Teresina Agatucci is matriarch to four generations of Agatuccis who have cooked for love and money with recipes handed down by word of mouth. This is cooking by feel, taste, instinct and passion.
At Agatucci's Restaurant, which started as a little grocery store in 1926, they still use versions of family recipes from Collacio, Italy, formalized by Teresina's son Frank and his wife, Anne, with only moderate changes. These are the staples that make Agatucci's Restaurant's pizza and spaghetti sauce famous.
Other recipes that Teresina taught her sons, grandsons and their wives are staples of family cooking. Today, it is Frank's sons, Jim, 65, and Jerry, 63, the public knows best when the name Agatucci is mentioned.
Generations of perfection
The dishes served by the Agatucci brothers, however, were perfected by the generations before them.
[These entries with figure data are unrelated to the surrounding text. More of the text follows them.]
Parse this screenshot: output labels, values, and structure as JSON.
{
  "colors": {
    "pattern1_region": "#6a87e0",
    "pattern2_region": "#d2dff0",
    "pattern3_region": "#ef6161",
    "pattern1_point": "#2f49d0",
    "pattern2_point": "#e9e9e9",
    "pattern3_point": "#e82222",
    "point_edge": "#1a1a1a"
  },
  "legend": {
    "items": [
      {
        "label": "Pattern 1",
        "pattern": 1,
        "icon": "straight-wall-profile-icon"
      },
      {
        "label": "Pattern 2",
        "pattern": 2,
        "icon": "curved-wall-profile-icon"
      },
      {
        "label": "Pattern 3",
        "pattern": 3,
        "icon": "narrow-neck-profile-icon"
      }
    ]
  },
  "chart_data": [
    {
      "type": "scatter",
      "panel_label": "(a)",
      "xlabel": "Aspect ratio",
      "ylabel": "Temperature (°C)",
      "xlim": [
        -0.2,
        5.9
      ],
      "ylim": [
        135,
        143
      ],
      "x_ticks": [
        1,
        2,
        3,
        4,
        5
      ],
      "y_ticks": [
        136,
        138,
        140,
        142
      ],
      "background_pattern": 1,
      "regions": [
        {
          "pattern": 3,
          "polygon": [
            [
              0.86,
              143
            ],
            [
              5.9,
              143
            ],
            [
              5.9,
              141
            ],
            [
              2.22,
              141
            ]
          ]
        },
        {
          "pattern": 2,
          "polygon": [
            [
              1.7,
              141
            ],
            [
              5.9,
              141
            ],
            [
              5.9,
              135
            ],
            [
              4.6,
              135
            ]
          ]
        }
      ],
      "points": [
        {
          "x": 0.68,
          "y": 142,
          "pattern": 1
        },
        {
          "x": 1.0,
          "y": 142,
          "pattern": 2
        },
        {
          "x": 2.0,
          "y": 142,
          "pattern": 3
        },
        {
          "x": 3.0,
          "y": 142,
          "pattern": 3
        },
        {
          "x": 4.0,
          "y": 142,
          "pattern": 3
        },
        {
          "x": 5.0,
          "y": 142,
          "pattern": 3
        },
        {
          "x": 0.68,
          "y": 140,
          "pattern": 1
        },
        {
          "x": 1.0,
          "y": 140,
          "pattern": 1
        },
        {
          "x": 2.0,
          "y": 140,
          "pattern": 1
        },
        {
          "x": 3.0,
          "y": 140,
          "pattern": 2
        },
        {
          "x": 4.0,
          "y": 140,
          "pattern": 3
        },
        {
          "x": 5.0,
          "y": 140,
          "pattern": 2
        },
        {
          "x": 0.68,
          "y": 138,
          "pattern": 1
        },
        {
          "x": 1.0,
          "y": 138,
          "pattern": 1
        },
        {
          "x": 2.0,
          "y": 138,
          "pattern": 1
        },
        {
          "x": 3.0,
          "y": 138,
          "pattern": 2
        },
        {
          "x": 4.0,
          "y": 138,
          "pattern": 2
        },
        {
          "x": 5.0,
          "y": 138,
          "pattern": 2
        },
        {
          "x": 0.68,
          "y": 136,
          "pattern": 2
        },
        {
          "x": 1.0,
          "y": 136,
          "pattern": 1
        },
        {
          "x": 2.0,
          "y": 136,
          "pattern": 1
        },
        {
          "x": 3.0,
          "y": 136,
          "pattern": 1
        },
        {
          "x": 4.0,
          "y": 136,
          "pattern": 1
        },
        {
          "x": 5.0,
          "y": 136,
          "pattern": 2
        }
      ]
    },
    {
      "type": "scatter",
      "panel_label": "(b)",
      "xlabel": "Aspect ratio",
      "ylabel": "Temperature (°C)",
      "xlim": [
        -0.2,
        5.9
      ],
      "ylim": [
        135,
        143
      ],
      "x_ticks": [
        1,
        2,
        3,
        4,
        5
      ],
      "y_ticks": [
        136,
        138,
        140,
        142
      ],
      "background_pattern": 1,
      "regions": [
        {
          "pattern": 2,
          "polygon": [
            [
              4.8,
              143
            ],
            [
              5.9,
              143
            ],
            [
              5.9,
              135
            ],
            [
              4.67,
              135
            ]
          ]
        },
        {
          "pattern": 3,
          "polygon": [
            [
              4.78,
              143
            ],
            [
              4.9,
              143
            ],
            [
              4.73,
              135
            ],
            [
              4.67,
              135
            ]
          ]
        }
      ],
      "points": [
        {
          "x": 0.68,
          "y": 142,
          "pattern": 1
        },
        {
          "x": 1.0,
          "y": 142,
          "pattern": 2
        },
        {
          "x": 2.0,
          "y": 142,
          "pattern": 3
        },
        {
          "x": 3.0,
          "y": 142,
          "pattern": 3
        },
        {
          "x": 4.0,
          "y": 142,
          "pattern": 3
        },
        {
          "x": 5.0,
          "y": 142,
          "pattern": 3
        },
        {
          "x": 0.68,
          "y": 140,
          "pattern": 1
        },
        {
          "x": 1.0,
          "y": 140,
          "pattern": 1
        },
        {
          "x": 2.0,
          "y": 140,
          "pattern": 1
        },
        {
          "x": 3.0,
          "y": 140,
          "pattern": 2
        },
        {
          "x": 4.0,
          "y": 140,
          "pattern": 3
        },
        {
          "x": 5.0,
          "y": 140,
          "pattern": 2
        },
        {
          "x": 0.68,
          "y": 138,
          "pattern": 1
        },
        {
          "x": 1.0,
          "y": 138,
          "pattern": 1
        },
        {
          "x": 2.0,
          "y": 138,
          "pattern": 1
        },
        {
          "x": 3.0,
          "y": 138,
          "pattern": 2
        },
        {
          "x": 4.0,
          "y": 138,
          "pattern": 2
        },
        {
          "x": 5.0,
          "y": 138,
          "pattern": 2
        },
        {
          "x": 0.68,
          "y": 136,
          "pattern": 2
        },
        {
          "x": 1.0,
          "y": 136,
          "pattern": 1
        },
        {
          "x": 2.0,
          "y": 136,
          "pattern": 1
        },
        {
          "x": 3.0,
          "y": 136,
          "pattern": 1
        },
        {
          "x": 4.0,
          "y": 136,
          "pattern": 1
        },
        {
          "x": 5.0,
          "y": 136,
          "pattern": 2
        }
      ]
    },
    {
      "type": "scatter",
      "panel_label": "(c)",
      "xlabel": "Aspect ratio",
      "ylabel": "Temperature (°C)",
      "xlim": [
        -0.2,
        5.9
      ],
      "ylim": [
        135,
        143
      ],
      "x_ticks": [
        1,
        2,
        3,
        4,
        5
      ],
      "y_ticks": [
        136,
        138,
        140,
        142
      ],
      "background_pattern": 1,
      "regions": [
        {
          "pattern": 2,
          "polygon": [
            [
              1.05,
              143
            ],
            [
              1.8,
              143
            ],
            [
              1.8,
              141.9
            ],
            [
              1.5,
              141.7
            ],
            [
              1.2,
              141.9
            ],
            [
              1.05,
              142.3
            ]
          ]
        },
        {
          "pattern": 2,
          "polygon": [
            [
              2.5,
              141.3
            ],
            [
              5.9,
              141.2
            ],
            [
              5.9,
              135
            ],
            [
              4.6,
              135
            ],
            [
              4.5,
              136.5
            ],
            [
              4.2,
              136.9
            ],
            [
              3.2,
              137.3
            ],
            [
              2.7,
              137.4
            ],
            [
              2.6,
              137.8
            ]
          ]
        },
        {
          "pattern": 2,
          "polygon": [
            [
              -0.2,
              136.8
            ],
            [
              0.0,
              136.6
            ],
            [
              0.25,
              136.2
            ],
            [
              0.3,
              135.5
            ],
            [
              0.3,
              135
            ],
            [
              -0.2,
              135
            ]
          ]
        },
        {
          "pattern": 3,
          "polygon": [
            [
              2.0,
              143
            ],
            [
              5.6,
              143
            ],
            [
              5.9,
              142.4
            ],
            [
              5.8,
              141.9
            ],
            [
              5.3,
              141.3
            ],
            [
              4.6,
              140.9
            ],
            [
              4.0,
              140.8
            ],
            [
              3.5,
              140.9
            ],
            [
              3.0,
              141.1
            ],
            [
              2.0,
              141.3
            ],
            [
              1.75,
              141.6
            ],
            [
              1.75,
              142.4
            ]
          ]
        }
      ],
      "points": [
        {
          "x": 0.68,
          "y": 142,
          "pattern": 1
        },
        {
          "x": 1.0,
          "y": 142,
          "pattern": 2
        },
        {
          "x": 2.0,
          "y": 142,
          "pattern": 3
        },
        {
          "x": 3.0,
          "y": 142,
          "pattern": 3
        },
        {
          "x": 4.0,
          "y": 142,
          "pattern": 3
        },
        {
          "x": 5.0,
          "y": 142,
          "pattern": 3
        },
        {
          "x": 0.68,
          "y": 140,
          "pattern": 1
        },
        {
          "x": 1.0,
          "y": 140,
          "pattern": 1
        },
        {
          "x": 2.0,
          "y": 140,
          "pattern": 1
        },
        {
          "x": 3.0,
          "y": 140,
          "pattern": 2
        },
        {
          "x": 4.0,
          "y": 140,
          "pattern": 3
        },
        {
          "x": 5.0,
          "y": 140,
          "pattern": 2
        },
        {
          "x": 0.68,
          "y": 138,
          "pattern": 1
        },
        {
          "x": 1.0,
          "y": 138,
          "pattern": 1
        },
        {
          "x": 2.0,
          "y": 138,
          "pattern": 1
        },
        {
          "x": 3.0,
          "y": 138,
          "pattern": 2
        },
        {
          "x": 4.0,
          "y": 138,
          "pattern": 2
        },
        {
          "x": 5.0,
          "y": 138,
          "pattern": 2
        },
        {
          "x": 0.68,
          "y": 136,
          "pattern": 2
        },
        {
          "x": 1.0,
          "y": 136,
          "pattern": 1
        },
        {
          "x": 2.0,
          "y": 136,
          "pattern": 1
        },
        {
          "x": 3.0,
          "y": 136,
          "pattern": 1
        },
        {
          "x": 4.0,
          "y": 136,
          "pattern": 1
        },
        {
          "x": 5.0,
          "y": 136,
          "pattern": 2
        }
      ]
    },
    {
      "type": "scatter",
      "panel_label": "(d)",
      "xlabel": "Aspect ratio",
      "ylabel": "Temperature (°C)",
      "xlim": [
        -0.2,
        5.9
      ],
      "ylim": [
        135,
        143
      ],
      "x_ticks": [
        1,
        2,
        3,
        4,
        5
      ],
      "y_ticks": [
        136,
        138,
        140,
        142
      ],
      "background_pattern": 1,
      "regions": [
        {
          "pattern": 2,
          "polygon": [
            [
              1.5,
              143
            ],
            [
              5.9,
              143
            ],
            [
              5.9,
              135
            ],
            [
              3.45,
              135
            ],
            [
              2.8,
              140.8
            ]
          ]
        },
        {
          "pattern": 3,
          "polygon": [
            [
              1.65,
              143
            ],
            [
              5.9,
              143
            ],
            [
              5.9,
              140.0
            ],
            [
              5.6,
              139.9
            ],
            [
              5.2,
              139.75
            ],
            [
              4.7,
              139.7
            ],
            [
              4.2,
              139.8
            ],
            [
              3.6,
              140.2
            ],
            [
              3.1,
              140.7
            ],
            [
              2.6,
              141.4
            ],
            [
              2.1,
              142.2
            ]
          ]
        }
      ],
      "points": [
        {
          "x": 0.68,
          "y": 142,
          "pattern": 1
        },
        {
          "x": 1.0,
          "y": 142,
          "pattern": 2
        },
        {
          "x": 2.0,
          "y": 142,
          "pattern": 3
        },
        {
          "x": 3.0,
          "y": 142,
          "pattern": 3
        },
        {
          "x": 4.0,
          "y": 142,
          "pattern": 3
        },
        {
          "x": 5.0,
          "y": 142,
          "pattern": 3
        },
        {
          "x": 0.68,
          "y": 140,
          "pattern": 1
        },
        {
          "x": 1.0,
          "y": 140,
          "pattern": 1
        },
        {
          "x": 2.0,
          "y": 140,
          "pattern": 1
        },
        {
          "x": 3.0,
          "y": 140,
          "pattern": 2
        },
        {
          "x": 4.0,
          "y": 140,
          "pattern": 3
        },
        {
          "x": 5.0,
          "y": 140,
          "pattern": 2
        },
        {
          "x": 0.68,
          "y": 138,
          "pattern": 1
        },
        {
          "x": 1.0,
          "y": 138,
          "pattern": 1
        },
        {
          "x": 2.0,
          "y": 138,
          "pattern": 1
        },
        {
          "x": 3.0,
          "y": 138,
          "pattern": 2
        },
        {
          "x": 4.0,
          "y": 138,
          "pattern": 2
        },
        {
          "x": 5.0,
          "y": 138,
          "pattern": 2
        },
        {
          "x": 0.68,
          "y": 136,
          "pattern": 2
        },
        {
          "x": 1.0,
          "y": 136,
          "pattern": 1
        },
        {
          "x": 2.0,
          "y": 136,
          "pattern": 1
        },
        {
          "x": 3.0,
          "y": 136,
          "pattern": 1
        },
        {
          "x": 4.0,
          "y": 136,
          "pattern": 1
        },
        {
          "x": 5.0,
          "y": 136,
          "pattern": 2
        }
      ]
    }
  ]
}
Sophie Agatucci learned to prepare the dishes in the kitchen of the family matriarch.
"I couldn't speak Italian and she couldn't speak English, but we communicated. She was a very kind woman," Sophie Agatucci said.
Teresina did not write down her recipes. Pasta was made by feel. She'd make a well in a pile of flour, whip eggs inside the well and pull flour into the well until the right consistency formed. Then she'd knead the flour, let it rest and roll it out to cut ravioli or noodles.
Today, Jim and Jerry get calls from people all over the country wanting pizza shipped frozen to their homes.
"We just shipped 10 pizzas to Kentucky," Jerry Agatucci said. "A guy from Austin, Texas, just bought three bottles of tiger sauce to take home with him."